I was therefore very angry when I felt my ideas, my conversation, my whole demeanor going very gradually adrift on the current of my own interests, slowly changing color according to the difficulties of the moment. “So I’m really just like everyone else,” I thought furiously; “does it only need an empty purse to make me dream, like so many other people, of the rebirth of humanity?” But it was an impotent fury; and one day when I felt more desperate or less firm than usual, I let myself be convinced by a friend who had been hovering around me for some time, and became a member of the Communist party. Immediately afterwards I reflected that, once again, I had behaved, not like the young, unrecognized genius, but like the starving journalist or the scraggy employee into which I was so terrified that time would transform me. But the thing was done now, I was inside the party and I could not draw back again. Emilia’s reception of the news of the step I had taken was characteristic: “But now only the Communists will give you work...the others will boycott you.” I had not the courage to tell her what I was thinking—which was that, in all probability, I should never have become a Communist if I had not bought the lease of that over-expensive flat, in order to give her pleasure. And that was the end of it.
At last we moved in, and the very next day, by a coincidence that seemed to me providential, I met Battista, and, as I have already related, was at once invited by him to work on the script of one of his films. For some time I felt relieved and more cheerful than I had been for many weeks: I thought I would do four or five film-scripts to pay off the lease of the flat, and then devote myself again to journalism and my beloved theater. Meanwhile my love for Emilia had come back to me stronger than ever, and sometimes I went so far as to reproach myself, with the bitterest remorse, for having been capable of thinking ill of her and judging her to be selfish and insensitive. This brief bright interval, however, lasted only a very short time. Almost immediately the sky of my life clouded over again. But at first it was only an exceedingly small cloud, though of a decidedly gloomy color.
4
MY MEETING WITH Battista took place on the first Monday in October. The day before, we had moved into the flat, which was now completely furnished. This flat, the cause, to me, of so many anxieties, was in truth neither large nor luxurious. It had only two rooms—a big living-room, of greater length than width, and a bedroom, also of good proportions. The bathroom, the kitchen and the maid’s room were all three very small—reduced, as always in modern buildings, to the smallest possible size. Besides this there was a little windowless box which Emilia intended to make into a dressing-room. The flat was on the top floor of a newly built block, as smooth and white as if it had been all made of plaster, in a narrow, slightly sloping street. The whole of one side of the street was occupied by a row of buildings similar to ours, while along the other side ran the boundary wall of the garden of a private villa, with branches of great leafy trees hanging over it. It was a beautiful view, as I pointed out to Emilia, and we could almost delude ourselves into thinking that this garden, in which we could catch glimpses of winding paths and fountains and open spaces, was not cut off from us by a street and a wall, and that we could go down and walk about in it as often as we liked.
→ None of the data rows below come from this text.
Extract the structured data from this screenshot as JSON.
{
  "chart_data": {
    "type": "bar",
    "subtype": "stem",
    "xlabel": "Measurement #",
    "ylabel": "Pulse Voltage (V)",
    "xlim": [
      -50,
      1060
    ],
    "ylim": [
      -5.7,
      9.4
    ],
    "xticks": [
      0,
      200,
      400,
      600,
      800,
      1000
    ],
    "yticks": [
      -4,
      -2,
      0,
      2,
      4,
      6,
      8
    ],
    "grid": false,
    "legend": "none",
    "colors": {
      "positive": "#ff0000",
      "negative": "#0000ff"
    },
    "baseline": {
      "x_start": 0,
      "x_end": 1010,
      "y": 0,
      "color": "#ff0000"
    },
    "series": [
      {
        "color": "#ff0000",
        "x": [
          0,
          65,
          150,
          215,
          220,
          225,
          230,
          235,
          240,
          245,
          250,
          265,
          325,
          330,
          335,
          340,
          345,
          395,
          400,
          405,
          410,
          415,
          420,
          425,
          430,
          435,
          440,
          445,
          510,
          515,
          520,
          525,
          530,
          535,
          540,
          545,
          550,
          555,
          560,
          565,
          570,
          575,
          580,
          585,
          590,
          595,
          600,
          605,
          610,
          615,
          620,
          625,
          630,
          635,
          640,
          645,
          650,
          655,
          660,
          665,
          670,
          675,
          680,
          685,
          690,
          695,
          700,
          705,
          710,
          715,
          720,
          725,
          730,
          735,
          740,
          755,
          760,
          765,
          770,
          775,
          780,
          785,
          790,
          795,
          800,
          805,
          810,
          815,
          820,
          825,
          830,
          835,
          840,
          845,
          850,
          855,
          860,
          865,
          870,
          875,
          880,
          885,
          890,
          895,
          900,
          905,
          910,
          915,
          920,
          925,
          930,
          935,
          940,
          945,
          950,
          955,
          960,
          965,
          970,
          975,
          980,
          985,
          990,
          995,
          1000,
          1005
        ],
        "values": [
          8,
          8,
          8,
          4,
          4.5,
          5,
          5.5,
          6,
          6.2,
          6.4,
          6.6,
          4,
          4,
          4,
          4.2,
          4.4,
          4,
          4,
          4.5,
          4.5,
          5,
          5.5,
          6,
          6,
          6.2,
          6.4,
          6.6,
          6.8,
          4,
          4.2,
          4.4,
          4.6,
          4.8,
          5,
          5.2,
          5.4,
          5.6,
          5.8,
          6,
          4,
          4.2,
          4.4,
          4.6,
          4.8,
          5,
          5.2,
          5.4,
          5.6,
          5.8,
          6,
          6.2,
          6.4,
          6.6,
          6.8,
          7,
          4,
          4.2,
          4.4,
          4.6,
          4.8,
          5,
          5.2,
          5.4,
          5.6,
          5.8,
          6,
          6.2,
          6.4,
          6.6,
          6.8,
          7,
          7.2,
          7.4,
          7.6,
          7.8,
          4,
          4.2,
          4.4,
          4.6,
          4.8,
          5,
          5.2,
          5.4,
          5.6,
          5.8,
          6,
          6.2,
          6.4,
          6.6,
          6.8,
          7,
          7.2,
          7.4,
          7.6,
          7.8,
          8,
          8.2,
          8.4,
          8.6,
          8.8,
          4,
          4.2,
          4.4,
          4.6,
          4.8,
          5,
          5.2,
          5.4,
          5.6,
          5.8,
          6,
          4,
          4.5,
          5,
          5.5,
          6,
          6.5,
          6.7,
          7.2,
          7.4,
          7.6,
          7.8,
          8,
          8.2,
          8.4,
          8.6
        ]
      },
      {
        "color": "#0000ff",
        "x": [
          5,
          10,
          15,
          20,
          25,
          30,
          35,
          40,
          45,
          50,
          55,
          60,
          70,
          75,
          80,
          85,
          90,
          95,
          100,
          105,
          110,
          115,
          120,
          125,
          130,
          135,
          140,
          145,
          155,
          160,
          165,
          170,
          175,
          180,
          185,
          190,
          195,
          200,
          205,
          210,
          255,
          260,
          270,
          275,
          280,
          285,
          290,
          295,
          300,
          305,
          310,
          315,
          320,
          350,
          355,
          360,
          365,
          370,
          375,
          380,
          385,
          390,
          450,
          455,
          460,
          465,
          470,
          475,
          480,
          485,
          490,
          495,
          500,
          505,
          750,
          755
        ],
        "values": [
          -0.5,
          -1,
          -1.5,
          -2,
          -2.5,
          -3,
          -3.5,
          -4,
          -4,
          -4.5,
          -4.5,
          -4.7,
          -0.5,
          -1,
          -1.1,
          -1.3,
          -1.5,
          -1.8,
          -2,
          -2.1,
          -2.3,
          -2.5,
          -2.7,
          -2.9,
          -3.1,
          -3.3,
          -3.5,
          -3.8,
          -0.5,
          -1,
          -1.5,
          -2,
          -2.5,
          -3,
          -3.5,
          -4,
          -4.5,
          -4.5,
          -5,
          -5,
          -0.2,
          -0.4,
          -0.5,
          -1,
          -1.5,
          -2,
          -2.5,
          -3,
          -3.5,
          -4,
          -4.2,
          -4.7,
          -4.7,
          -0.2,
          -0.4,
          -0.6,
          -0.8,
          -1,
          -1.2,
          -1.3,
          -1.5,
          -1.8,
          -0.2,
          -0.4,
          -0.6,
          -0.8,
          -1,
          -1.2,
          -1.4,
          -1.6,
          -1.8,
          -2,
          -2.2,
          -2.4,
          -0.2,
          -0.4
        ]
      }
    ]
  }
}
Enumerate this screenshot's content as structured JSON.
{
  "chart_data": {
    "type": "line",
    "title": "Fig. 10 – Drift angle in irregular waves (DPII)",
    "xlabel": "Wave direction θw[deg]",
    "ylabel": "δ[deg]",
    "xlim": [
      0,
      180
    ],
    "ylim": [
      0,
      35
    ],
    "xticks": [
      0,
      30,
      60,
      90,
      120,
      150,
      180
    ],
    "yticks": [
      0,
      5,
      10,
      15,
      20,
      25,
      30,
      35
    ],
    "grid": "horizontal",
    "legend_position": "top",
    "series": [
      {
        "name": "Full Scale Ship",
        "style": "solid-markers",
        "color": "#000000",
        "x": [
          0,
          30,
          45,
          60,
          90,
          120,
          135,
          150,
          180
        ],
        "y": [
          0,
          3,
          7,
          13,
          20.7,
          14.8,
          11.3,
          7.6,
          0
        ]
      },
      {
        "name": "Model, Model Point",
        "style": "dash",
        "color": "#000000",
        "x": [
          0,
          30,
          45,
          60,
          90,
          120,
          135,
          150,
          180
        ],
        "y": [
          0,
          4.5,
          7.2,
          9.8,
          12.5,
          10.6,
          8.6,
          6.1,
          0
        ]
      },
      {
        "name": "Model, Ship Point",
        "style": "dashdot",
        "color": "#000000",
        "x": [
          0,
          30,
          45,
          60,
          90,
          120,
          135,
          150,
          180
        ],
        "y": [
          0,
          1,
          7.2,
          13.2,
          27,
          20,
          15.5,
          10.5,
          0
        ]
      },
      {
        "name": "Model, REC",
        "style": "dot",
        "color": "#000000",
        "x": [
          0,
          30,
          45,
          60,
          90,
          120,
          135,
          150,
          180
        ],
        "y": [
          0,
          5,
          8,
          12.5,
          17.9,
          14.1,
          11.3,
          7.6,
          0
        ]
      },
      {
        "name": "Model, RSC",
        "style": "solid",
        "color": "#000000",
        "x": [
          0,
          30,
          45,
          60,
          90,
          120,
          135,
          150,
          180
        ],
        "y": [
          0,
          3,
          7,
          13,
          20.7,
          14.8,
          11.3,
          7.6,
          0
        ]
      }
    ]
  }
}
We moved in during the afternoon. I was busy the whole day, and I do not remember where we dined, nor with whom; I only remember that, towards midnight, I was standing in the middle of the bedroom in front of the triple looking-glass, looking at myself and slowly undoing my tie. All at once, in the mirror, I saw Emilia take a pillow from the double bed and go off towards the door of the living-room. Surprised, I asked: “What are you doing?”